Die Rotwangenschildkröte

                                                                                                                          (Juni 2005)


Rotwangenschildkröten werden in den USA massenhaft in Farmen gezüchtet und dann nach Europa exportiert. Für wenig Geld sind die kleinen Schildkröten in Zoogeschäften zu erwerben und gelangen dann über den Umweg Zimmeraquarium in die freie Natur. Denn schnell werden die Schildkröten dem ein oder anderen Besitzer in ihren Becken lästig oder einfach zu langweilig und er entledigt sich ihrer dann oft noch mit reinem Gewissen am nächsten See, mit dem Gefühl, dem Tier die Freiheit zurück gegeben zu haben. Auch wachsen die Tiere schnell heran und ein kleines Aquarium reicht einfach als Heimat für die Schildkröte nicht mehr aus, so dass viele Besitzer sich schweren Herzens dazu entschließen, ihre Schildkröte draußen freizulassen, da sie nicht den Platz für ein großes Zimmeraquarium zur Verfügung haben.

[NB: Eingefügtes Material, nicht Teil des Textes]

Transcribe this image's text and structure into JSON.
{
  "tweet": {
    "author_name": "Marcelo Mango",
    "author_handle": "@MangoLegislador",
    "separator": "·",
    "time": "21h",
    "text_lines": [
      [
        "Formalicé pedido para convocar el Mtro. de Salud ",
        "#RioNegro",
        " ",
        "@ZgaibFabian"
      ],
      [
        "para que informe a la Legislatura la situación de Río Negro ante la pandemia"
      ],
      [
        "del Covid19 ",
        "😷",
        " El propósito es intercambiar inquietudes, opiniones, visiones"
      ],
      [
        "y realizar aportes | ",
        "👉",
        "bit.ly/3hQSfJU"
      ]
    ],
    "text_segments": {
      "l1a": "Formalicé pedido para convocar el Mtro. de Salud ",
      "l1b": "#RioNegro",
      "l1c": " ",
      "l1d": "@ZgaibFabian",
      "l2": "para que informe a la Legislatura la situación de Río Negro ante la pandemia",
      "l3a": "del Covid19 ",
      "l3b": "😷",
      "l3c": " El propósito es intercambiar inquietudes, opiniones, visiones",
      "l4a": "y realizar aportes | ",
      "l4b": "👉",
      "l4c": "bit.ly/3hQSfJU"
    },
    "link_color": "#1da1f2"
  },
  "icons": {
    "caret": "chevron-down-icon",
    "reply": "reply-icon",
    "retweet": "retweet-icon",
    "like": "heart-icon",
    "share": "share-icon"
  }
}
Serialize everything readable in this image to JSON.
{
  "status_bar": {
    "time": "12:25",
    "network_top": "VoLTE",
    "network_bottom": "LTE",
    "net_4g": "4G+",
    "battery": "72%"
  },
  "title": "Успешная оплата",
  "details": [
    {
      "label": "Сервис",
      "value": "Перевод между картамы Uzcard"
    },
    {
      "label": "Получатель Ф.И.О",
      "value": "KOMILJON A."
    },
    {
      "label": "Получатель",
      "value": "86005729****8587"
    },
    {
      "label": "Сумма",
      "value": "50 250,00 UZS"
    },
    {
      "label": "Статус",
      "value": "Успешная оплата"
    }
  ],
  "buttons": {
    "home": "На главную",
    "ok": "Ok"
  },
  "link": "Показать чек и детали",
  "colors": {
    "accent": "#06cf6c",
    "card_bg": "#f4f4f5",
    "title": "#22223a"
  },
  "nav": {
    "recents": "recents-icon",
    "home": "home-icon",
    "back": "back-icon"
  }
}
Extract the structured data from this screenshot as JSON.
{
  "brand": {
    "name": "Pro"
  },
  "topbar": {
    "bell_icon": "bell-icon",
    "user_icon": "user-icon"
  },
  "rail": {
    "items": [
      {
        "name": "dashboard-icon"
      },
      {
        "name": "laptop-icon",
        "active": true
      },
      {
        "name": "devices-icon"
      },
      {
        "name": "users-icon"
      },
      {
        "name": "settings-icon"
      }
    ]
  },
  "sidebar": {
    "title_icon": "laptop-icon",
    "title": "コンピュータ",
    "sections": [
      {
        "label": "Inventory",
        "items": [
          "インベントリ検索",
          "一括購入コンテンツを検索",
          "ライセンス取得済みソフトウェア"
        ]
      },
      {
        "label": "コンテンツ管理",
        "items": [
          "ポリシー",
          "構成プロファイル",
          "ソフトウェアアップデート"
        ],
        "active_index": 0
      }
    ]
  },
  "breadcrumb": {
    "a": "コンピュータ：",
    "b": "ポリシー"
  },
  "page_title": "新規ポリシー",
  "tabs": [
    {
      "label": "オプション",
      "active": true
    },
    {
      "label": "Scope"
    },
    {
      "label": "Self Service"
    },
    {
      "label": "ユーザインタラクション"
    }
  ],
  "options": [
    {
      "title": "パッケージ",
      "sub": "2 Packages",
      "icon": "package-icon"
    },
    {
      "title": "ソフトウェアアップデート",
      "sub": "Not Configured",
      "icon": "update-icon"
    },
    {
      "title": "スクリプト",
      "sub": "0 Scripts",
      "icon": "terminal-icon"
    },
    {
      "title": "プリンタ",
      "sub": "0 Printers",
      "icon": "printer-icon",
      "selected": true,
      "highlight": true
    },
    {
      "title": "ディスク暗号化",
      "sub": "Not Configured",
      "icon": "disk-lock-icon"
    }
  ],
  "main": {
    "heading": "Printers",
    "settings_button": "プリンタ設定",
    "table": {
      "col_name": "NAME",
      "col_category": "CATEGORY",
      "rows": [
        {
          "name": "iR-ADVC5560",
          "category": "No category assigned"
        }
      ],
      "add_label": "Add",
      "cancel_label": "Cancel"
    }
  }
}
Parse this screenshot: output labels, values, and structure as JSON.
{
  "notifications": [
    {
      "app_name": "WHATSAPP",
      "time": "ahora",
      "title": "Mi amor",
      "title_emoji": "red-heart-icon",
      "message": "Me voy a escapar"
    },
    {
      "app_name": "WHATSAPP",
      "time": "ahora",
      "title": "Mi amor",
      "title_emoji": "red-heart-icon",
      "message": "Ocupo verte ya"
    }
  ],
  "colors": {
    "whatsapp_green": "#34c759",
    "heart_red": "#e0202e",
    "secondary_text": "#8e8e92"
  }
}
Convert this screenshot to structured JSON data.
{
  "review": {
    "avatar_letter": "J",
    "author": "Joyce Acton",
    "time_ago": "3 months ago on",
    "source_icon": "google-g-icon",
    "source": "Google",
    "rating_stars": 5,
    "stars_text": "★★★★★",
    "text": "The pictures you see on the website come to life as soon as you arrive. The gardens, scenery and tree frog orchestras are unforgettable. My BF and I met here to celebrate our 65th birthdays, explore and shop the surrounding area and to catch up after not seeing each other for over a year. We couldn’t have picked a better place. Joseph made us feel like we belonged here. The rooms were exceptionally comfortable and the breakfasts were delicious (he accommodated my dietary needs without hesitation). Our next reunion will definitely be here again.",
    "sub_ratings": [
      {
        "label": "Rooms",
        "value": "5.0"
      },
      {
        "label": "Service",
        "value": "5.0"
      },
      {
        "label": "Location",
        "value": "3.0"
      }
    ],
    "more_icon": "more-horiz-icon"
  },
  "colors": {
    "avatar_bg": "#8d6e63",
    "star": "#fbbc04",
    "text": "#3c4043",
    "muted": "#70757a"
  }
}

Selbst Menschen, die ihren Schildkröten im Garten einen eigenen Teich und ein großes Freigehege zur Verfügung stellen, sind sich oft nicht darüber im Klaren, dass die Tiere auch recht gewandt über Hindernisse hinwegklettern und schnell den Garten verlassen haben, um die heimische Natur zu „bereichern“. Wie auch immer die Tiere in die Freiheit gelangt sind, zu finden sind sie mittlerweile in den meisten größeren Gewässern unserer Umgebung. Ob am Pröbsting-See, ob in den Gewässern der Anholter Schweiz oder denen der Rheinaue Walsum- Rotwangenschmuckschildkröten muss man an sonnigen Tagen nicht lange suchen. Sie sitzen irgendwo am sonnenbeschienenen Ufer oder auf im Wasser treibenden Ästen und genießen die Sonne. Dort, wo sie sich noch nicht an den Menschen gewöhnt haben, springen sie blitzschnell ins Wasser, wenn man sich ihnen unvorsichtig nähert. 

 

Auch wenn viele Menschen sich freuen, Schildkröten in freier Natur bewundern zu dürfen, erwünscht ist diese Faunenverfälschung nicht. Die Auswirkungen, die das Auftauchen neuer Tierarten auf die heimische Fauna hat, sind gar nicht zu überblicken. Rotwangenschmuckschildkröten sind karnivor, d.h. sie essen Fleisch. Frösche, Molche und die anderen bei uns heimischen Amphibien stehen ganz oben auf ihrem Speisezettel; sie werden von hinten gegriffen und verzehrt. Man kann sich also gut vorstellen, welch enorme Verluste die heimische Amphibienwelt durch die Rotwangenschmuckschildkröten hinnehmen muss, wenn man auf einem Spaziergang durch die Anholter Schweiz gleich mehrere Dutzend dieser zugegebenermaßen wunderschönen Tiere beobachtet hat. In zunehmendem Alter nehmen diese Schildkröten allerdings auch vermehrt pflanzliche Kost auf. Beheimatet ist die Rotwangenschmuckschildkröte (Trachemys scripta elegans, syn. Pseudemys scripta elegans) in den mittleren USA und in Nord-Mexiko, wo sie Gewässer aller Art, die aber möglichst bepflanzt sein sollten, bewohnt. Rotwangenschmuckschildkröten lieben Flachwasserbereiche und die Möglichkeit, zu ausgiebigen Sonnenbädern. Sie gehören zur Familie der Sumpfschildkröten (Emydidae) und zur Gattung der Schmuckschildkröten (Pseudemys).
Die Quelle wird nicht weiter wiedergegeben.